Б. М. Эйхенбаум, обращая внимание на стилистику повести, заметил, что «автор не рассказчик, а „сказитель“…» (Русская молва. 1913, 17 июля).
После выхода первой замятинской книги повестей и рассказов, куда вошло и «Уездное» (Пг., 1916), критики вновь обратили внимание именно на заглавную повесть. «Творчество Замятина, – утверждал обозреватель „Нового журнала для всех“, – это нечто серьезное, большое, глубокое. Жуткой правдой, художественным проникновением веет от всех его рассказов. Лучшая его вещь, именем которой и названа книга, – это повесть „Уездное“…» (Новый журнал для всех. Пг., 1916. № 4–6. С. 59).
«Имя молодого беллетриста Замятина стало появляться в печати сравнительно недавно. Но его первую книгу берешь в руки с уважением и доверием… – писал критик И. М. Василевский (He-Буква). – Это писатель. У него не только большая сила изобразительности. У него есть еще какая-то серьезность, почти суровость, которая неизбежна во всяком серьезном деле… Именно такие, энергичные, живые таланты необходимо нужны нашей любимой и нелепой, такой уездной России» (Журнал журналов. Пг., 1916. № 7. С. 6–7).
Так испрохвала… – Испрохвала (тамбовск.) – не торопясь, исподволь.
На Куличках*
Впервые: Заветы. 1914. № 3. С. 35–109.
Печатается по: Собрание сочинений. Т. 2. М.: Федерация, 1929.

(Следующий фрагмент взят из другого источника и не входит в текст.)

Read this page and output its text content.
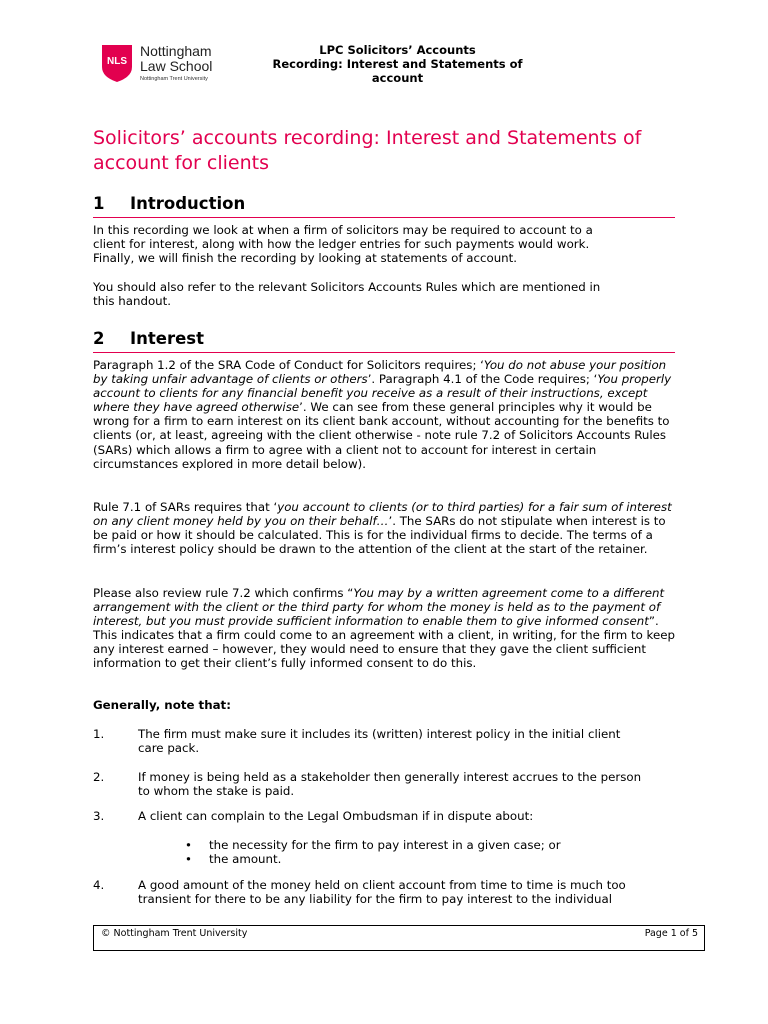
NLS
Nottingham
Law School
Nottingham Trent University
LPC Solicitors’ Accounts
Recording: Interest and Statements of
account
Solicitors’ accounts recording: Interest and Statements of
account for clients
1 Introduction
In this recording we look at when a firm of solicitors may be required to account to a
client for interest, along with how the ledger entries for such payments would work.
Finally, we will finish the recording by looking at statements of account.
You should also refer to the relevant Solicitors Accounts Rules which are mentioned in
this handout.
2 Interest

Paragraph 1.2 of the SRA Code of Conduct for Solicitors requires; ‘You do not abuse your position by taking unfair advantage of clients or others’. Paragraph 4.1 of the Code requires; ‘You properly account to clients for any financial benefit you receive as a result of their instructions, except where they have agreed otherwise’. We can see from these general principles why it would be wrong for a firm to earn interest on its client bank account, without accounting for the benefits to clients (or, at least, agreeing with the client otherwise - note rule 7.2 of Solicitors Accounts Rules (SARs) which allows a firm to agree with a client not to account for interest in certain circumstances explored in more detail below).

Rule 7.1 of SARs requires that ‘you account to clients (or to third parties) for a fair sum of interest on any client money held by you on their behalf…’. The SARs do not stipulate when interest is to be paid or how it should be calculated. This is for the individual firms to decide. The terms of a firm’s interest policy should be drawn to the attention of the client at the start of the retainer.

Please also review rule 7.2 which confirms “You may by a written agreement come to a different arrangement with the client or the third party for whom the money is held as to the payment of interest, but you must provide sufficient information to enable them to give informed consent”. This indicates that a firm could come to an agreement with a client, in writing, for the firm to keep any interest earned – however, they would need to ensure that they gave the client sufficient information to get their client’s fully informed consent to do this.

Generally, note that:
1.	The firm must make sure it includes its (written) interest policy in the initial client
care pack.
2.	If money is being held as a stakeholder then generally interest accrues to the person
to whom the stake is paid.
3.	A client can complain to the Legal Ombudsman if in dispute about:
• the necessity for the firm to pay interest in a given case; or
• the amount.
4.	A good amount of the money held on client account from time to time is much too
transient for there to be any liability for the firm to pay interest to the individual
© Nottingham Trent University	Page 1 of 5
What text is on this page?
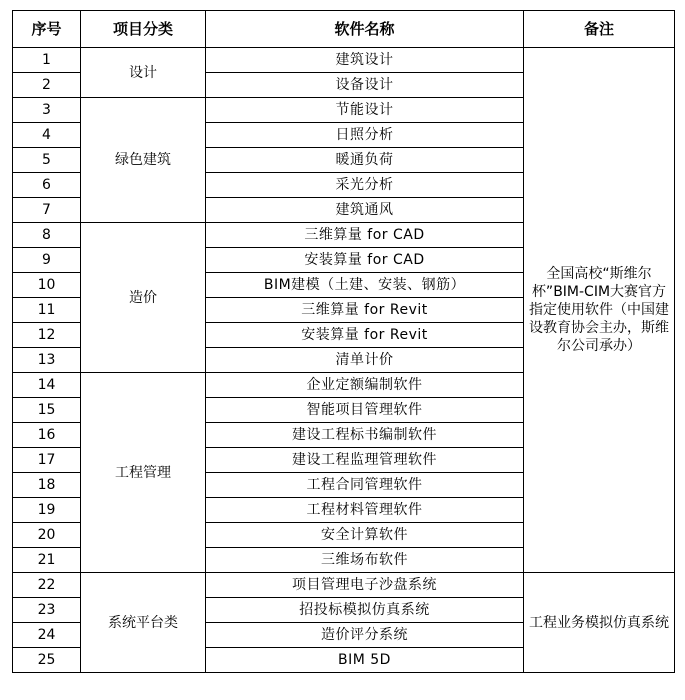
序号	项目分类	软件名称	备注
1	设计	建筑设计	全国高校“斯维尔杯”BIM-CIM大赛官方指定使用软件（中国建设教育协会主办，斯维尔公司承办）
2		设备设计	
3	绿色建筑	节能设计	
4		日照分析	
5		暖通负荷	
6		采光分析	
7		建筑通风	
8	造价	三维算量 for CAD	
9		安装算量 for CAD	
10		BIM建模（土建、安装、钢筋）	
11		三维算量 for Revit	
12		安装算量 for Revit	
13		清单计价	
14	工程管理	企业定额编制软件	
15		智能项目管理软件	
16		建设工程标书编制软件	
17		建设工程监理管理软件	
18		工程合同管理软件	
19		工程材料管理软件	
20		安全计算软件	
21		三维场布软件	
22	系统平台类	项目管理电子沙盘系统	工程业务模拟仿真系统
23		招投标模拟仿真系统	
24		造价评分系统	
25		BIM 5D	
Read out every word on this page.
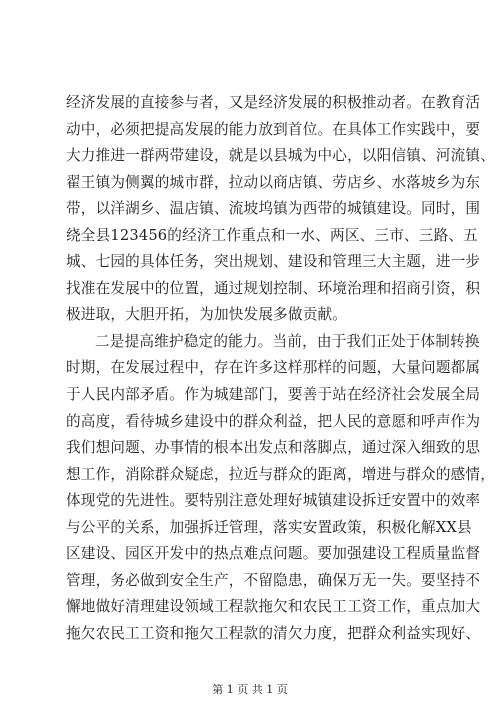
经济发展的直接参与者，又是经济发展的积极推动者。在教育活
动中，必须把提高发展的能力放到首位。在具体工作实践中，要
大力推进一群两带建设，就是以县城为中心，以阳信镇、河流镇、
翟王镇为侧翼的城市群，拉动以商店镇、劳店乡、水落坡乡为东
带，以洋湖乡、温店镇、流坡坞镇为西带的城镇建设。同时，围
绕全县123456的经济工作重点和一水、两区、三市、三路、五
城、七园的具体任务，突出规划、建设和管理三大主题，进一步
找准在发展中的位置，通过规划控制、环境治理和招商引资，积
极进取，大胆开拓，为加快发展多做贡献。
二是提高维护稳定的能力。当前，由于我们正处于体制转换
时期，在发展过程中，存在许多这样那样的问题，大量问题都属
于人民内部矛盾。作为城建部门，要善于站在经济社会发展全局
的高度，看待城乡建设中的群众利益，把人民的意愿和呼声作为
我们想问题、办事情的根本出发点和落脚点，通过深入细致的思
想工作，消除群众疑虑，拉近与群众的距离，增进与群众的感情，
体现党的先进性。要特别注意处理好城镇建设拆迁安置中的效率
与公平的关系，加强拆迁管理，落实安置政策，积极化解XX县
区建设、园区开发中的热点难点问题。要加强建设工程质量监督
管理，务必做到安全生产，不留隐患，确保万无一失。要坚持不
懈地做好清理建设领域工程款拖欠和农民工工资工作，重点加大
拖欠农民工工资和拖欠工程款的清欠力度，把群众利益实现好、
第 1 页 共 1 页
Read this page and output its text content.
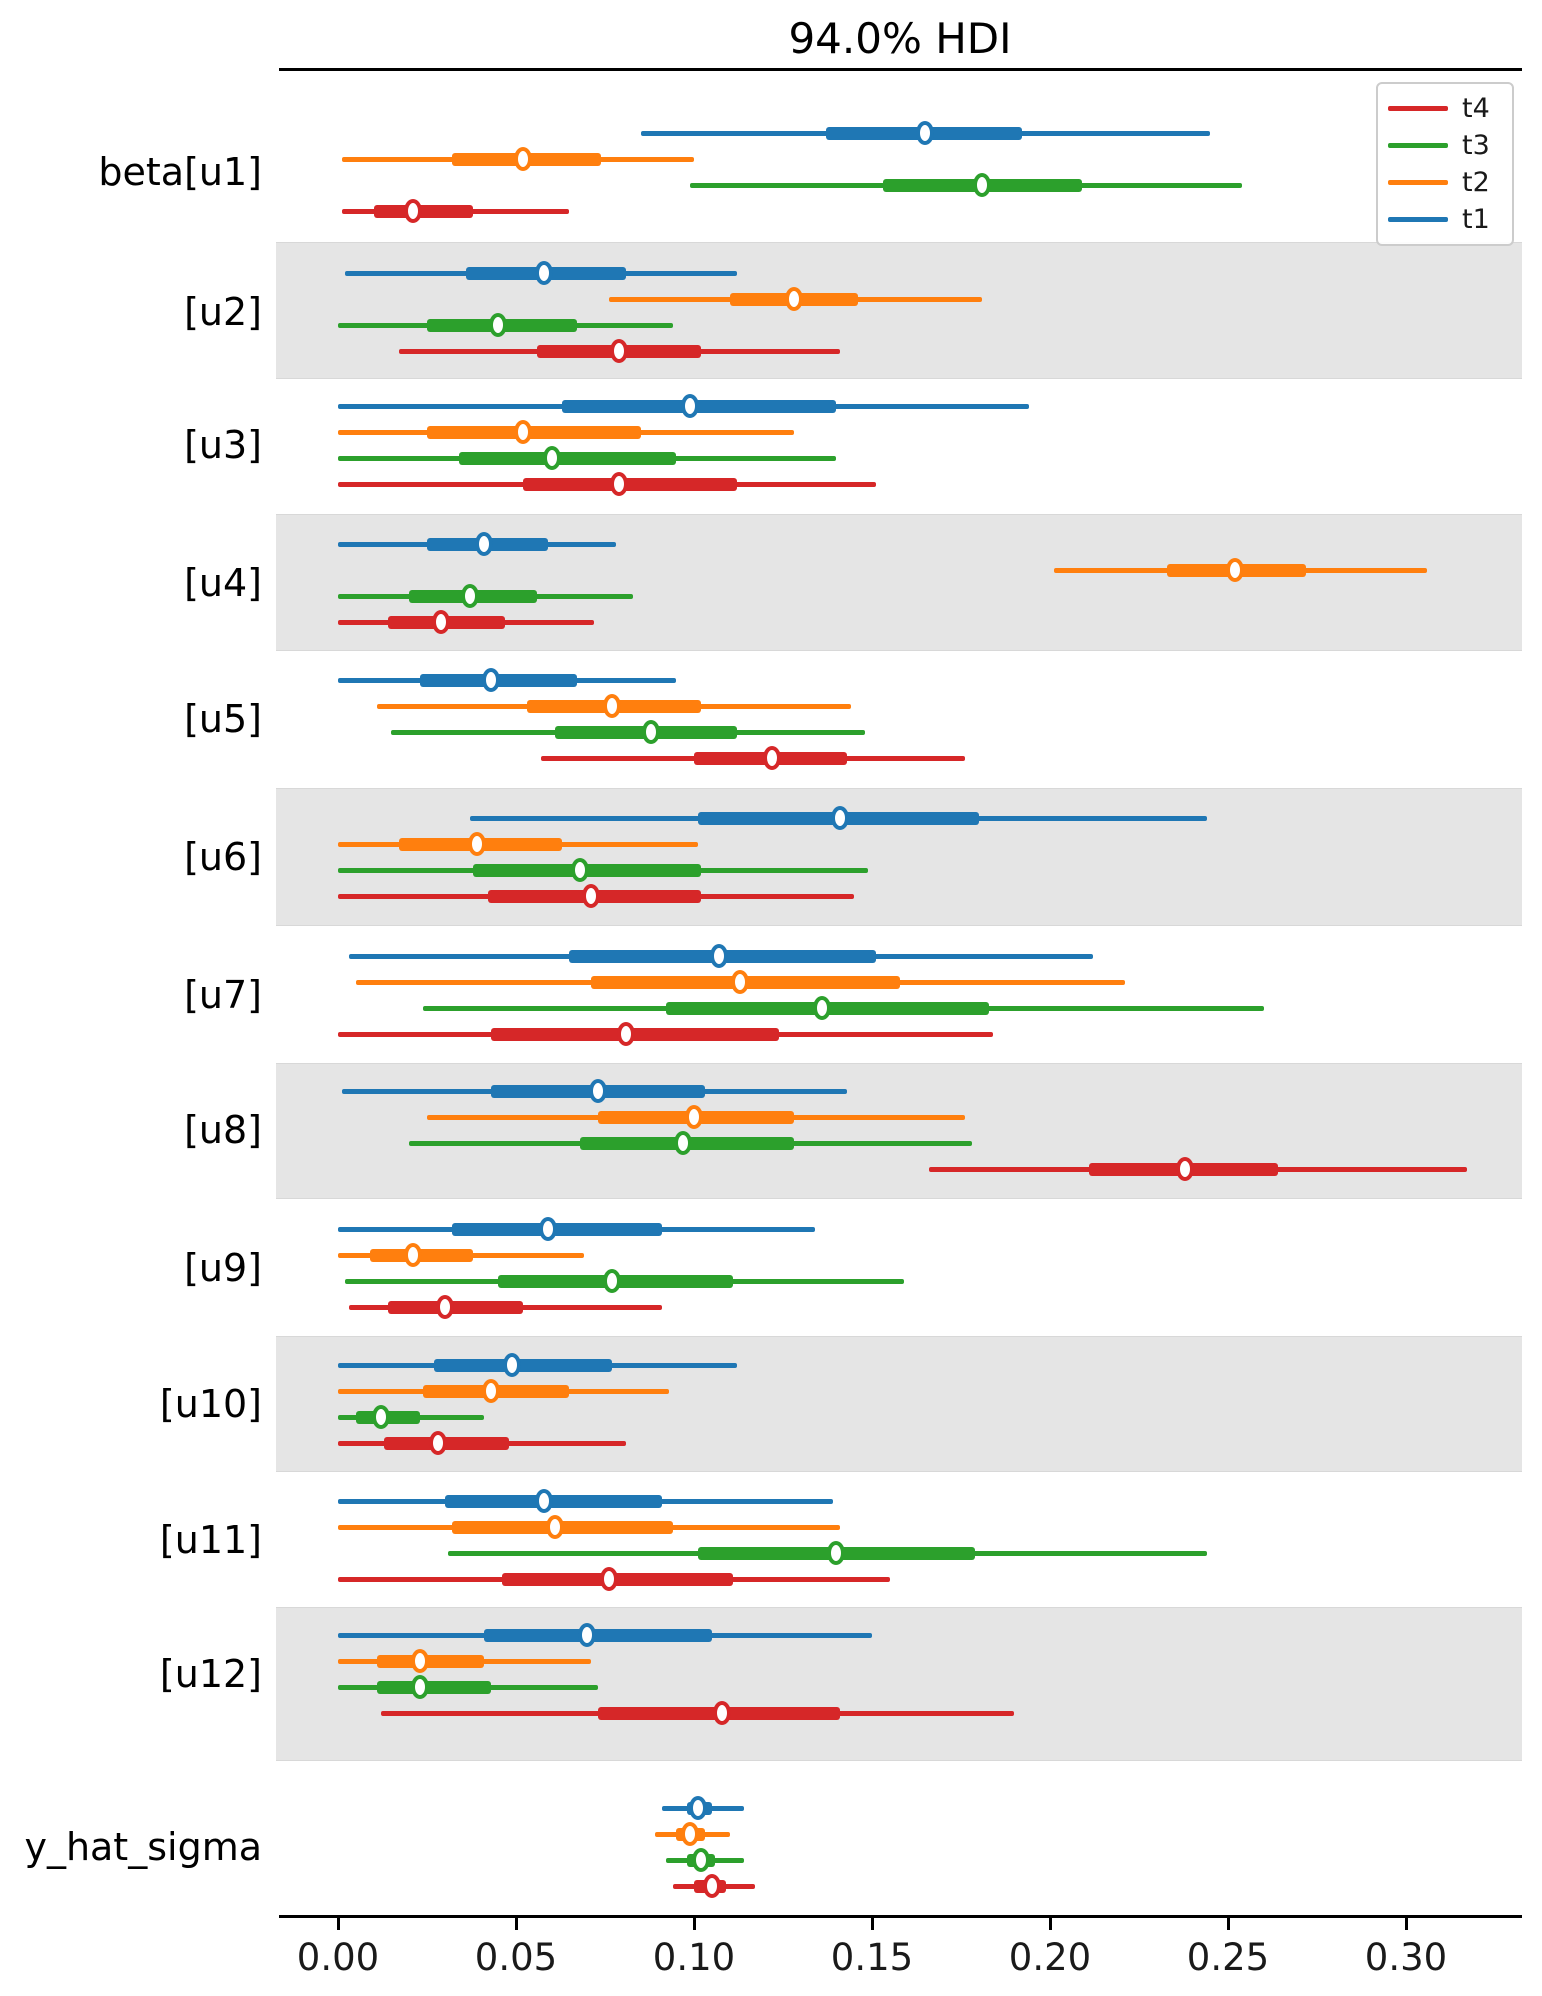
94.0% HDI
0.00	0.05	0.10	0.15	0.20	0.25	0.30
beta[u1]
[u2]
[u3]
[u4]
[u5]
[u6]
[u7]
[u8]
[u9]
[u10]
[u11]
[u12]
y_hat_sigma
t4
t3
t2
t1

Повесть была написана Замятиным в Николаеве, где он занимался строительством землечерпалок. Бытописание о дальневосточном гарнизоне (где Замятин никогда не бывал), гро-тесково-фантасмагоричное, многими было воспринято как описание реальности. Сам автор вспоминал, что к нему обращались люди, которые узнавали в героях своих знакомых.